Es sind Bilder, die mich bis in meine Träume verfolgt haben, die Charlotte McConaghy in ihrem Roman "Wo die Wölfe sind" (OT: Once There Were Wolves, aus dem Englischen von Tanja Handels) zeichnet. Bilder von Gewalt und Schmerz, von Enttäuschung und Verzweiflung, von Zerstörung. Von Blut, so viel Blut an den Händen von Menschen, das niemals vergessen wird, dessen Spuren bleiben. Und Bilder atemberaubender Landschaften, rauer Wälder und tanngrüner Ausläufer. Unglaublich lebendig erzählt die Autorin die Geschichte einer jungen Frau, die, von ihrer Vergangenheit gezeichnet, versucht, gegen ihre Ängste anzukämpfen. Immer wieder wird sie mit Dingen konfrontiert, die alte Wunden reißen lässt, trotz dessen sie stets darauf bedacht ist, die Distanz zu wahren - zu Menschen wie zu ihren geliebten Wölfen. Sie scheut es, emotionale Bindungen einzugehen, das hat ihr ihre Erfahrung gelehrt. Der einzige ihr nahe stehende Mensch ist ihre Schwester Aggie, die gemeinsam mit ihr nach Schottland gekommen ist, um die Schottischen Highlands mithilfe der Wölfe vor der Verendung zu bewahren; sie sollen das natürliche Gleichgewicht der vom Klimawandel gezeichneten Landschaft wiederherstellen. Aggie spricht nicht, geht nicht aus dem Haus, das Leben hat das einst so mutige, wilde Mädchen kaputt gemacht - und Inti mit ihr. Durch ihre Mirror Touch-Synästhesie, bei der bestimmte Hirnareale stärker miteinander verknüpft sind und es in der Folge zu Hyperaktivität kommt, hat sie all das gefühlt, was ihr angetan wurde, und das hat sie vorsichtig gemacht. In Rückblicken wird immer deutlicher, wieso Inti und Aggie heute so sind, wie sie sind, woher ihre Liebe zur Natur kommt und was sie mit ihr verbinden, und wieso sie so misstrauisch im Umgang mit anderen Menschen sind. Ihre schwesterliche Verbindung überstrahlt alles, strahlt in hellen Farben und bereitete mir ein warmes Gefühl der Geborgenheit und Ruhe.
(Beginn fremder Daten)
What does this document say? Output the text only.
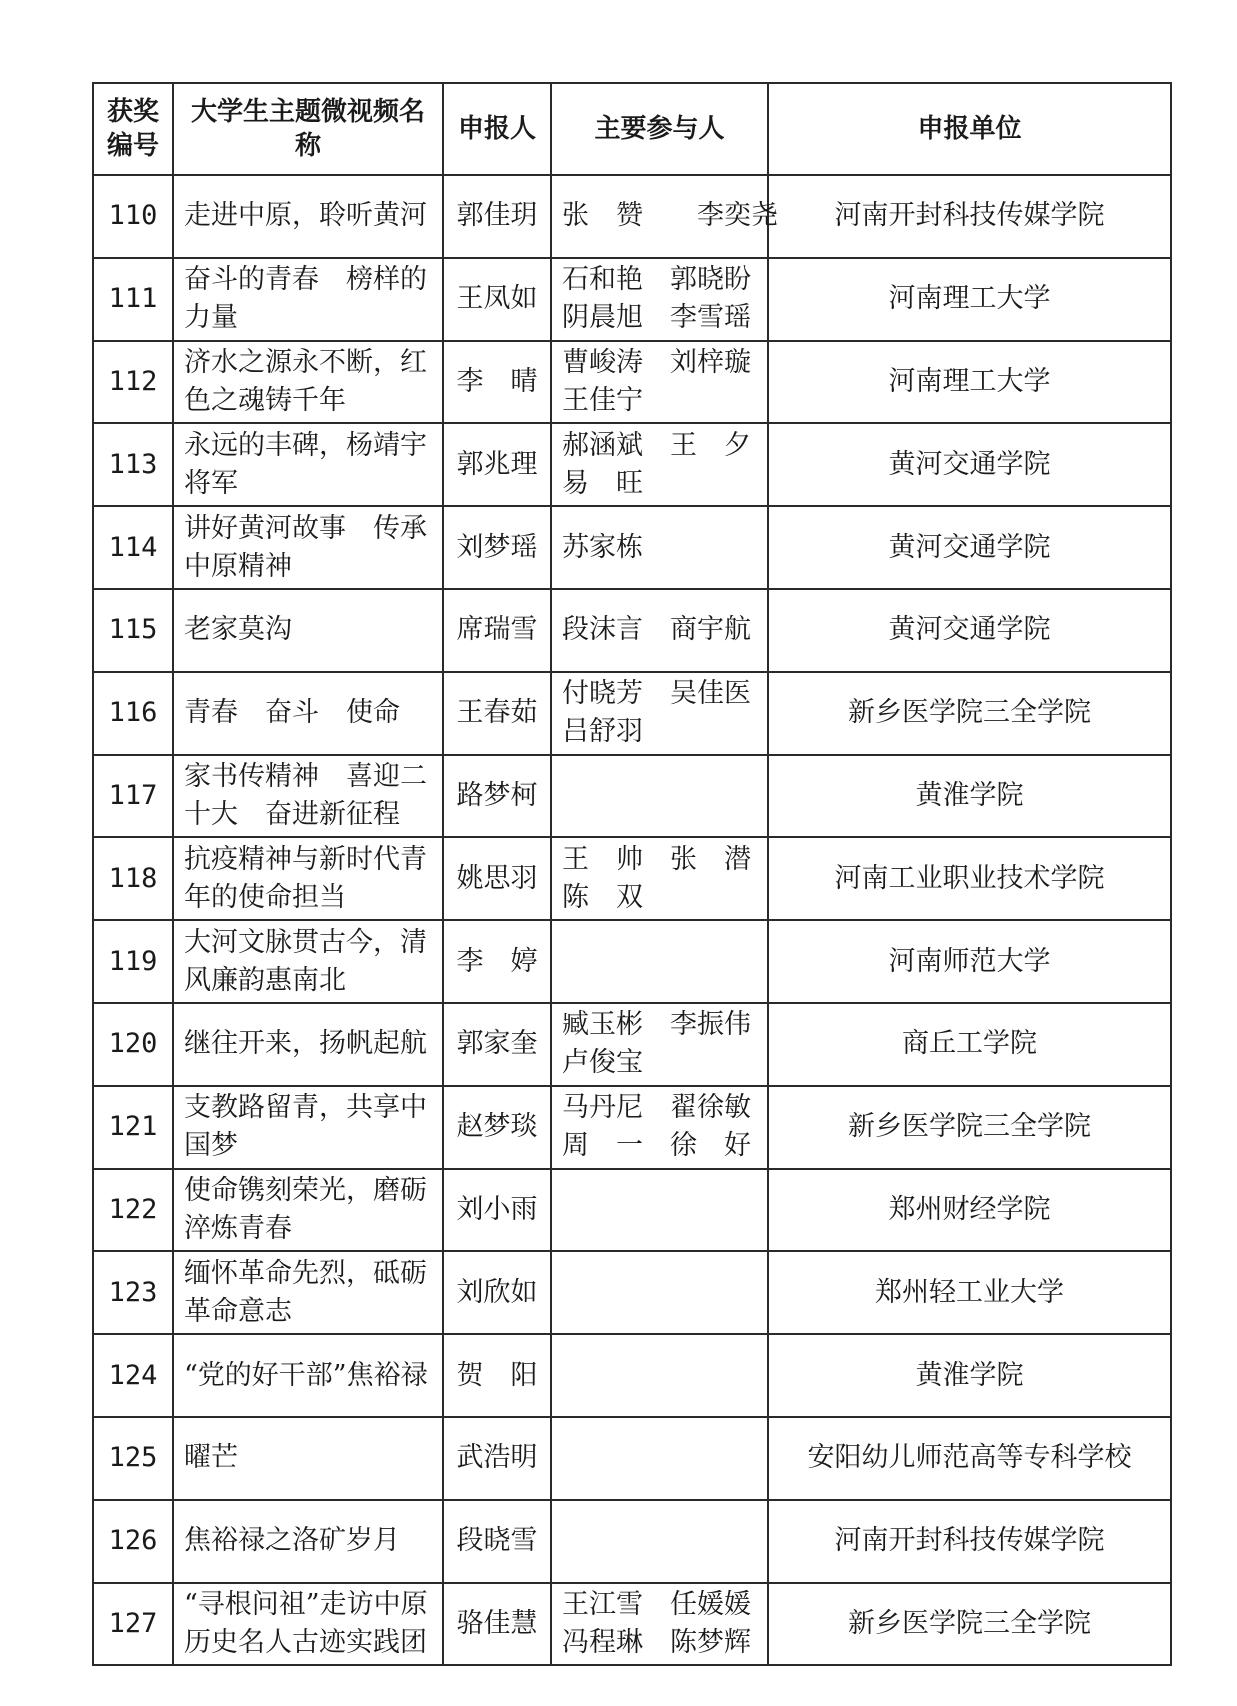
获奖编号	大学生主题微视频名称	申报人	主要参与人	申报单位
110	走进中原，聆听黄河	郭佳玥	张　赞　　李奕尧	河南开封科技传媒学院
111	奋斗的青春　榜样的力量	王凤如	石和艳　郭晓盼
阴晨旭　李雪瑶	河南理工大学
112	济水之源永不断，红色之魂铸千年	李　晴	曹峻涛　刘梓璇
王佳宁	河南理工大学
113	永远的丰碑，杨靖宇将军	郭兆理	郝涵斌　王　夕
易　旺	黄河交通学院
114	讲好黄河故事　传承中原精神	刘梦瑶	苏家栋	黄河交通学院
115	老家莫沟	席瑞雪	段沫言　商宇航	黄河交通学院
116	青春　奋斗　使命	王春茹	付晓芳　吴佳医
吕舒羽	新乡医学院三全学院
117	家书传精神　喜迎二十大　奋进新征程	路梦柯		黄淮学院
118	抗疫精神与新时代青年的使命担当	姚思羽	王　帅　张　潜
陈　双	河南工业职业技术学院
119	大河文脉贯古今，清风廉韵惠南北	李　婷		河南师范大学
120	继往开来，扬帆起航	郭家奎	臧玉彬　李振伟
卢俊宝	商丘工学院
121	支教路留青，共享中国梦	赵梦琰	马丹尼　翟徐敏
周　一　徐　好	新乡医学院三全学院
122	使命镌刻荣光，磨砺淬炼青春	刘小雨		郑州财经学院
123	缅怀革命先烈，砥砺革命意志	刘欣如		郑州轻工业大学
124	“党的好干部”焦裕禄	贺　阳		黄淮学院
125	曜芒	武浩明		安阳幼儿师范高等专科学校
126	焦裕禄之洛矿岁月	段晓雪		河南开封科技传媒学院
127	“寻根问祖”走访中原历史名人古迹实践团	骆佳慧	王江雪　任媛媛
冯程琳　陈梦辉	新乡医学院三全学院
Aber dieser Ruhe sollte bald ein Ende gesetzt werden: Wie eingangs bereits beschrieben, sehen manche Menschen in der Gewalt den einzigen Weg, sich zu behaupten, wenn die Worte fehlen. Fast meinte ich, selbst eine Synästhetin zu sein, so schneidend, stechend, kratzend spürte ich die Übergriffe häuslicher Gewalt, die Ausdrücke männlicher Selbstbehauptung und Rache, das Blut, das auf den Boden tropfte, von den Lefzen der Wolfsschnauzen oder den Fäusten wutblinder Menschen. Die Gänsehaut bleibt, atemlos.

Doch es ist auch eine Atemlosigkeit der Überwältigung, wie viel die Autorin mit ihren Worten in mir ausgelöst hat. Nicht nur gibt sie gesellschaftsrelevanten Themen wie den Auswirkungen des sich immer weiter zuspitzenden Klimawandels eindringlich Raum zu wirken, endlich aufzuwachen, sie vermag es auch, Gefühlen ohne Worte eine Sprache zu geben, die im Ohr bleibt und emotional an einen Menschen zu binden, der einem bis vor wenigen Seiten noch völlig fremd war. Es war, als liefe ich selbst durch die feuchten Wälder, als spüre ich das warme Fell des Pferdes, dem Inti das Leben rettet, unter meiner Haut - als kämpfte ich selbst um mein Leben. Zu verfolgen, wie Inti sich immer mehr öffnet, Berührung zulässt, für sich und die Wölfe kämpft, hat mich mitgerissen, doch auf den letzten Seiten wollte die Autorin einfach zu viel. Die Ereignisse überschlugen sich, es wurde beinahe schon abstrus und irgendwo hinterlässt das bei all der Begeisterung - auch wenn vieles ziemlich hart, vielleicht grenzwertig war -, einen kleinen Dämpfer. Und doch, ich möchte es wirklich sehr.